Founded in 1928, the Pontificia Universidad Católica de Valparaíso (PUCV) is consistently ranked among the top regional universities in Chile. In 2003, the University received its designation as a “Pontificia,” a distinction given to prestigious Catholic universities and bestowed only by the Vatican. The campuses of the University spread across different neighborhoods in both Valparaíso and Viña del Mar, and offer more than 50 undergraduate and 30 postgraduate degrees. Of the nearly 13,000 university students at PUCV, only 3% are international students, allowing CIEE participants a great opportunity to immerse themselves in the Chilean higher education system.
The CIEE Study Center in Valparaíso began welcoming participants in 1997. The program is intended for students who have at least six semesters of college-level Spanish and desire a program that permits direct enrollment with Chilean university students. Given the array of disciplines and courses available to participants in Valparaíso, the program is suitable for undergraduate students with strong Spanish language skills from a variety of majors.
Academic Year, Fall (Mid-July to Mid-December) or Spring (Mid-February to Early-July).
Fields of Study
Latin American Studies, full range of university course offerings in Liberal Arts and Sciences.
3.0 GPA; Completion of six semesters of college-level Spanish or the equivalent, including two semesters of Spanish at Tulane with a grade of B or better during the year before departure. Coursework in Latin American Studies recommended.
All students are required to enroll in one of the two CIEE area courses: Chilean and Latin American Identity: The Challenges of Globalization or Contemporary Hispano-American Short Stories. In addition, students enroll in three or four courses offered at PUCV. An optional language course is available for students wishing to strengthen their Spanish language skills.

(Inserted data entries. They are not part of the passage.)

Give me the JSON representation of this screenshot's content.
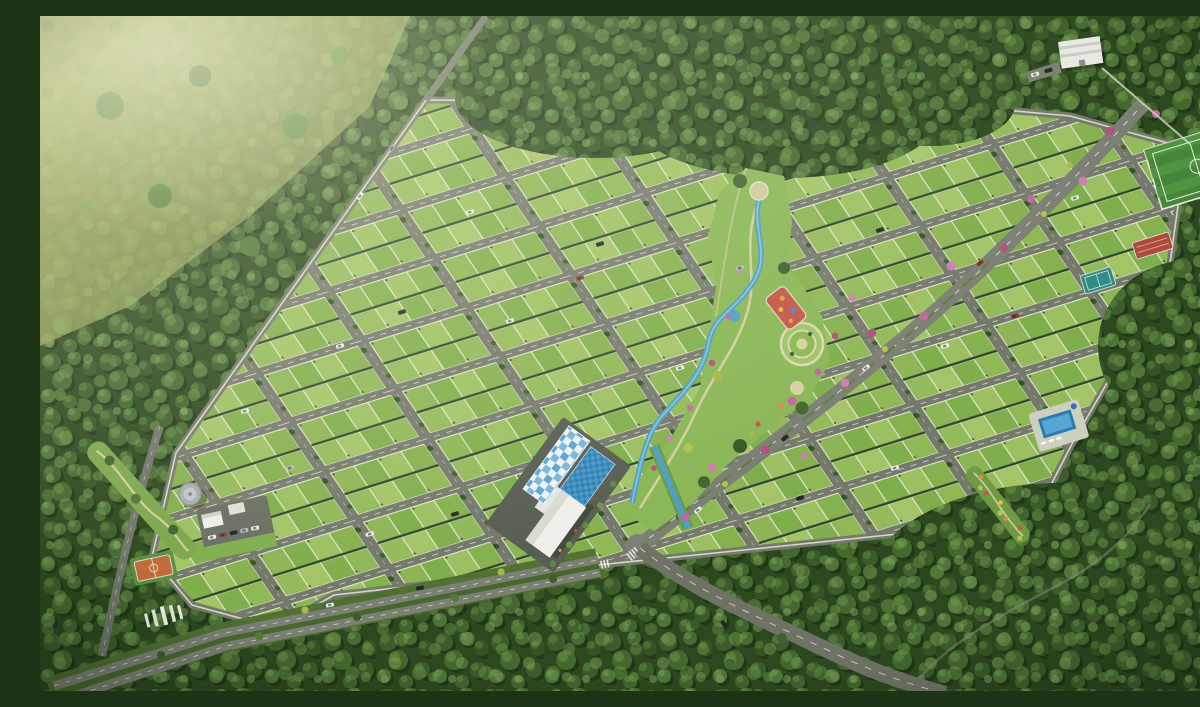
{
  "scene": {
    "title": "Aerial 3D render of a gated plotted township development with a diagonal grid of green plots, central linear park, flowering-tree boulevard and amenities, surrounded by dense forest",
    "view": "bird's-eye aerial perspective",
    "lighting": "warm hazy sunlight from the upper left",
    "setting": "forest clearing with open meadow at the top left"
  },
  "palette": {
    "forest-dark": "#2c481f",
    "forest-mid": "#3d5e2b",
    "forest-light": "#5d8440",
    "meadow": "#96a55b",
    "plot-green": "#84b04f",
    "plot-green-alt": "#9cc061",
    "road-gray": "#75796c",
    "wall-light": "#dde2cb",
    "water-blue": "#4f9fc4",
    "pool-blue": "#2b7cb4",
    "path-tan": "#d8d1a9",
    "flower-pink": "#bf699e",
    "playground-red": "#c2574a",
    "court-orange": "#c06a38",
    "track-red": "#b04a3e",
    "court-teal": "#2f8f86"
  },
  "elements": {
    "plot_grid": {
      "label": "plotted layout grid",
      "description": "diagonal avenues and cross streets forming blocks of two plot rows separated by dark hedges"
    },
    "central_park": {
      "label": "central linear park",
      "features": [
        "winding stream",
        "walking paths",
        "circular amphitheater plaza",
        "children playground",
        "flower beds"
      ]
    },
    "ne_boulevard": {
      "label": "main boulevard with pink flowering trees and palms"
    },
    "south_boulevard": {
      "label": "tree-lined dual carriageway along the southern edge"
    },
    "entry_road": {
      "label": "curving entry road from the forest"
    },
    "clubhouse": {
      "label": "clubhouse with blue checkered canopy and tiled pool court"
    },
    "swimming_pool": {
      "label": "swimming pool with deck"
    },
    "sports_field": {
      "label": "striped turf sports field"
    },
    "running_track": {
      "label": "red running track strip"
    },
    "teal_court": {
      "label": "teal sports court"
    },
    "basketball_court": {
      "label": "orange basketball court"
    },
    "water_tank": {
      "label": "overhead water tank"
    },
    "amenity_zone": {
      "label": "utility and parking zone"
    },
    "entrance_gate": {
      "label": "white entrance gate pylons"
    },
    "utility_building": {
      "label": "white utility building at top right"
    },
    "forest": {
      "label": "surrounding dense forest"
    },
    "meadow": {
      "label": "hazy open meadow"
    },
    "cars": {
      "label": "cars on roads",
      "approx_count": 26
    }
  }
}
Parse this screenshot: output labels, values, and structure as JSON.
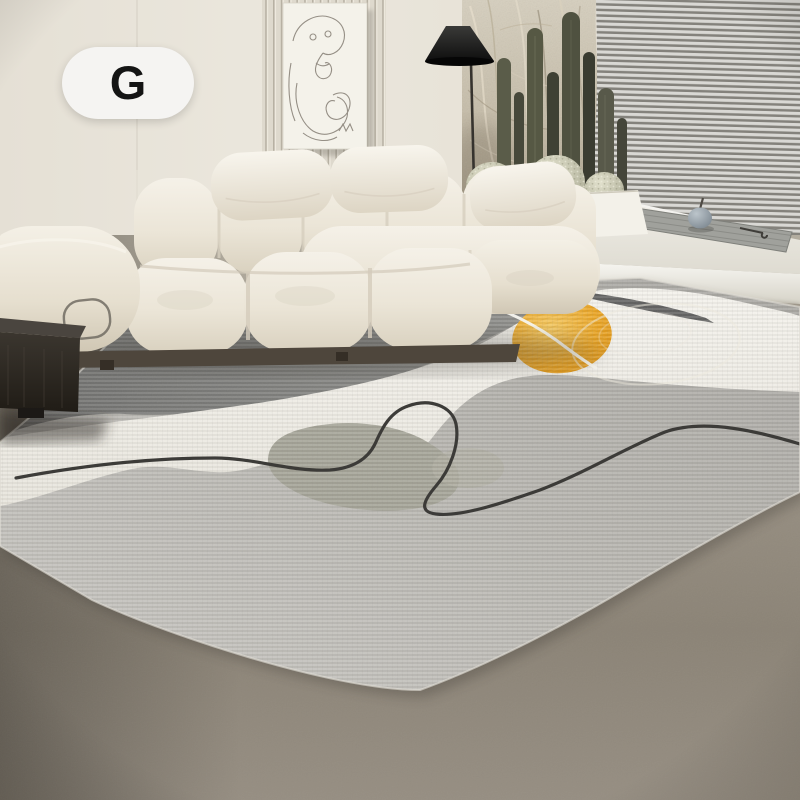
{
  "badge": {
    "label": "G"
  },
  "colors": {
    "badge-bg": "#f5f4f2",
    "badge-text": "#141414",
    "wall": "#e8e3d9",
    "slat-panel": "#ded9cd",
    "art-canvas": "#f4f2ea",
    "art-line": "#8b857b",
    "pampas": "#c9c1ae",
    "blinds-light": "#ecebe7",
    "blinds-dark": "#8b8983",
    "lamp": "#111111",
    "cactus": "#4c4e3d",
    "cactus-ball": "#cfcfba",
    "planter": "#f3f1e9",
    "platform": "#ebe9e1",
    "mat": "#a0a19c",
    "sofa": "#ece7db",
    "sofa-shadow": "#d5cdbc",
    "floor": "#8f8779",
    "side-table": "#322d27",
    "rug-base": "#b9b7b1",
    "rug-dark": "#7a7a77",
    "rug-white": "#f2f0e9",
    "rug-sage": "#a3a295",
    "rug-accent-yellow": "#eca81f",
    "rug-line": "#3c3b38"
  }
}
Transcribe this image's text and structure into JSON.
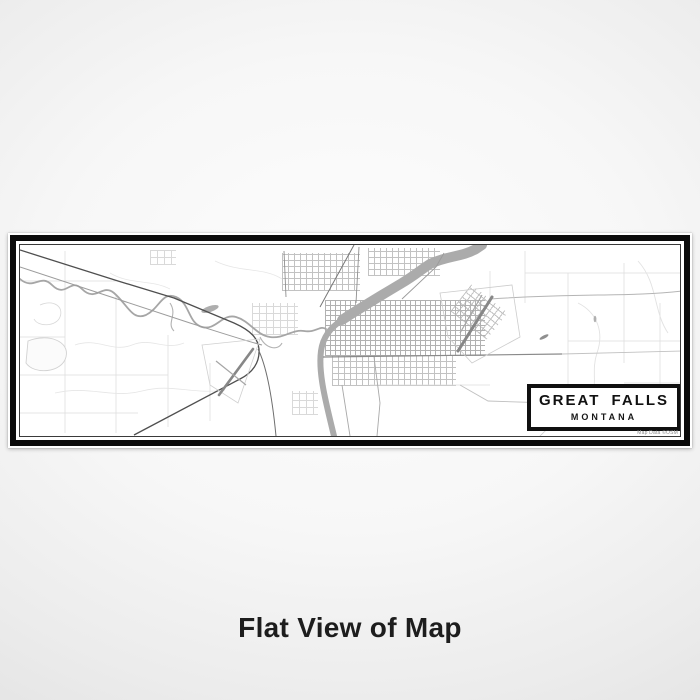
{
  "map": {
    "title": "GREAT FALLS",
    "subtitle": "MONTANA",
    "attribution": "Map Data ©OSM"
  },
  "caption": "Flat View of Map",
  "colors": {
    "frame_black": "#0b0b0b",
    "paper_white": "#ffffff",
    "river_gray": "#ababab",
    "road_dark": "#4f4f4f",
    "street_grid_gray": "#9e9e9e",
    "background_gray": "#ececec",
    "caption_text": "#1d1d1d"
  }
}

CIEE students who take the semester language course can take no more than two 2-credit university courses; those who are not taking the semester language course can take no more than three 2-credit university courses. Academic year students are not required to take a CIEE course during their second semester. Continuing students from the CIEE Study Center in Santiago must take one of the CIEE courses during their semester in Valparaíso.
Tulane awards credit at the 500-level for this program.
Students live and take their meals in homestays with Chilean families arranged by CIEE.